Сели за праздничный стол. Все было вкусно, но я в горячем споре, подавилась куриной костью и она застряла в горле, не давая дышать. Очень хотелось заплакать, но я боялась, что кость провалится в меня навсегда, да и при гостях было неловко. Мама скомандовала мне открыть рот, над величиной которого и так все посмеивались, публично засунула чуть не по локоть руку в меня и вытащила кость. Горло болело, спорить стало не интересно, даже учиться читать ради одной книги казалось нелепым. Стало ясно, что жизнь не удалась.
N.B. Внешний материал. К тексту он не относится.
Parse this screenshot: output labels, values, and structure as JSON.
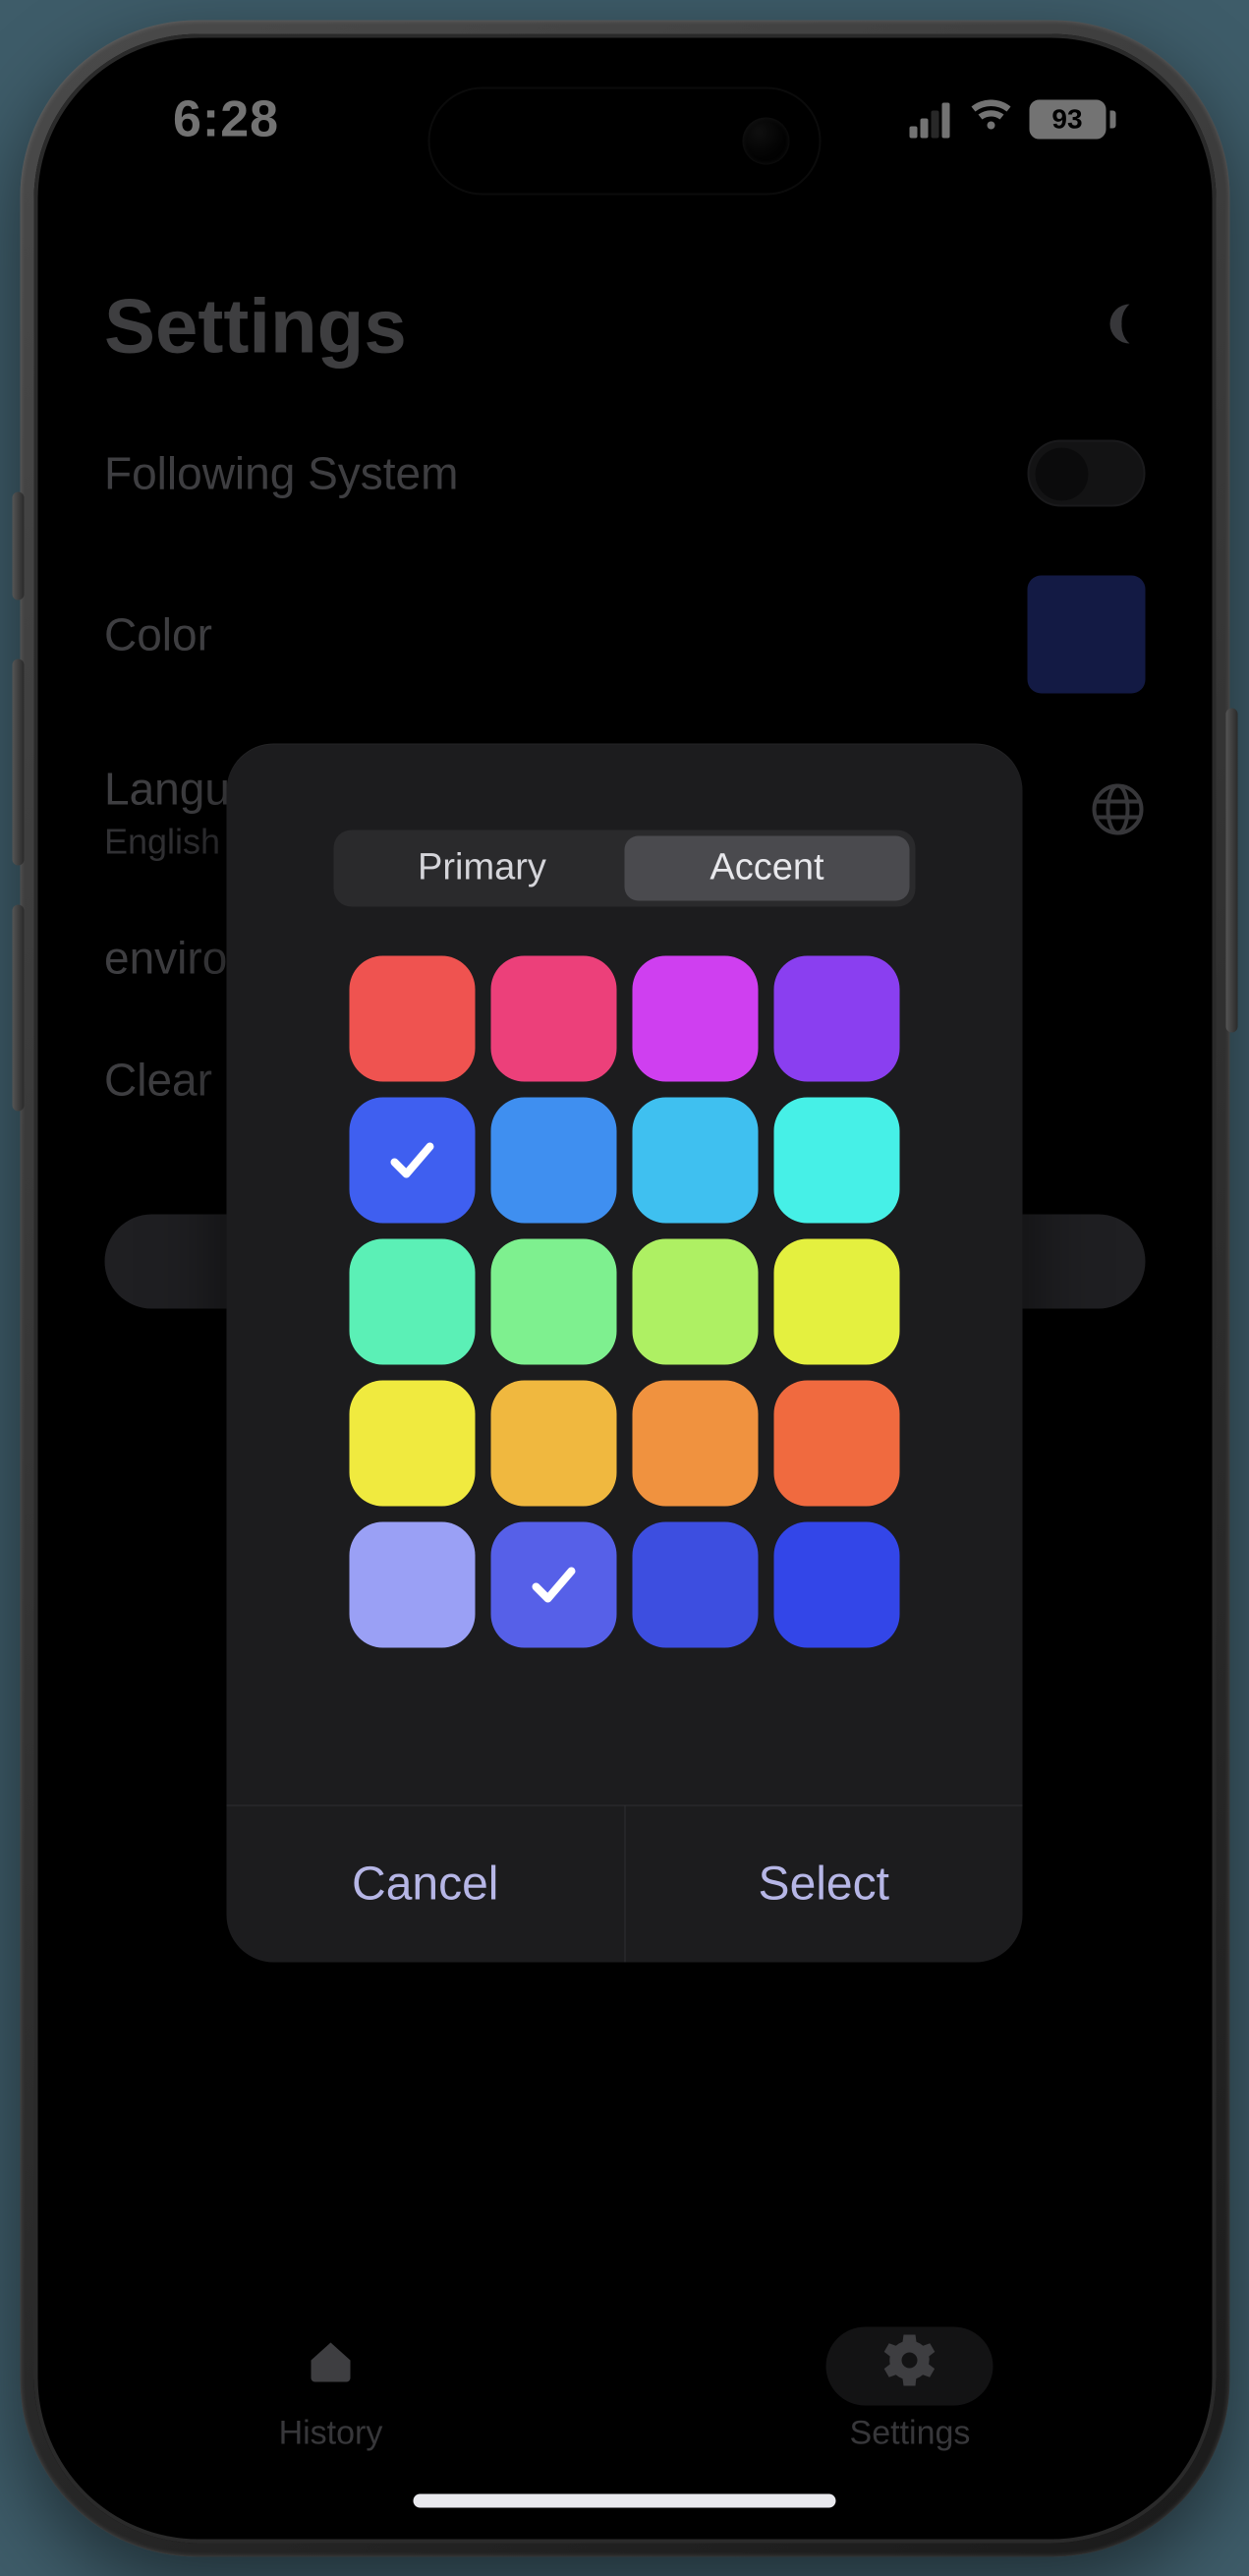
{
  "status": {
    "time": "6:28",
    "battery": "93"
  },
  "page": {
    "title": "Settings",
    "rows": {
      "follow_system": "Following System",
      "color": "Color",
      "language_label": "Langu",
      "language_value": "English",
      "environment": "enviro",
      "clear": "Clear"
    },
    "current_color": "#2c3a97"
  },
  "modal": {
    "tabs": {
      "primary": "Primary",
      "accent": "Accent",
      "active": "accent"
    },
    "actions": {
      "cancel": "Cancel",
      "select": "Select"
    },
    "colors": [
      {
        "hex": "#ef5350",
        "selected": false
      },
      {
        "hex": "#ec407a",
        "selected": false
      },
      {
        "hex": "#cf3ff0",
        "selected": false
      },
      {
        "hex": "#8a3ff0",
        "selected": false
      },
      {
        "hex": "#3f5ff0",
        "selected": true
      },
      {
        "hex": "#3f8ff0",
        "selected": false
      },
      {
        "hex": "#3fc0f0",
        "selected": false
      },
      {
        "hex": "#46f0e7",
        "selected": false
      },
      {
        "hex": "#5bf0b6",
        "selected": false
      },
      {
        "hex": "#7ef08f",
        "selected": false
      },
      {
        "hex": "#aef063",
        "selected": false
      },
      {
        "hex": "#e4f03f",
        "selected": false
      },
      {
        "hex": "#f0ea3f",
        "selected": false
      },
      {
        "hex": "#f0b83f",
        "selected": false
      },
      {
        "hex": "#f0923f",
        "selected": false
      },
      {
        "hex": "#f06a3f",
        "selected": false
      },
      {
        "hex": "#9aa0f5",
        "selected": false
      },
      {
        "hex": "#5660e8",
        "selected": true
      },
      {
        "hex": "#3d4ee0",
        "selected": false
      },
      {
        "hex": "#3346e8",
        "selected": false
      }
    ]
  },
  "tabs": {
    "history": "History",
    "settings": "Settings"
  }
}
== Осень, снег. Мне шесть лет уже. Страсть. Как я проворонила ее приход, как не захлопнула двери перед ее широким, как бездна лицом. Друг моего брата. Втроем мы проводили много времени. Дрались, фехтовали пластмассовыми шпагами, играли в шахматы, и если у нас с братом ради победы использовалось все, включая и само поле сражения, когда мы пытались шахматной доской нанести удар по противнику, как попало лишь бы не проиграть, то мой избранник, тихий и всегда аккуратный, и проигрывал всегда тихо без споров и сопротивления. Страсть клокотала в горле и выплескивалась криками, песнями и плачем. Потом пришли пытать подозрения. Касаясь зеркала даже беглым взглядом, я видела следы любви: глаза горели в овале синяков, губы искусаны сомнениями. Его лицо оставалось неизменным. Как поняла я, что любовь моя безответна. Сомнения, загрызшие меня вначале, затем засушили разум. Приняв его равнодушие ко мне за природную бесчувственность, как манекены в универмаге, живут для того, чтобы только носить одежду. Пылко, из жалости, решив спасти его от муки неведения, от бесчувственности этой, решилась на то, чтоб отравить его. Не жить же ему - этому призраку моей любви, человекоподобием. Зачем? Мне на муку!? Чернила! Орудие, дыхание поэта - это только чернила. Это всегда чернила. Сварить холодец, любимое всеми блюдо, и подмешать чернила. Кухаркой я всегда была плохой. Отняв у кукол, сваленных в угол, кастрюльку, я, дотянувшись до крана, набрала в нее воды и плеснула чернил, поставив этот напиток любви на мороз. Он пришел вечером. Бледный. Мне было бесконечно жаль его, рядом с веселым моим братом. Мило улыбнувшись, насколько позволяла ситуация, я тихо, не подумав о судьбе брата, спросила: " Мальчики, есть хотите, холодец". Первым откликнулся брат воплем радости. Я, дождавшись Его тихого кивка согласия, внесла чернила, замороженные и безжалостно разбавленные водой. После паузы, криков и погони, брат так и решил, что холодец я съела сама или спрятала. Но мой избранник понял все. "Дура", закричал он неожиданно пронзительно и больно. Больше я не видела его. Но убедилась навсегда в могуществе чернил.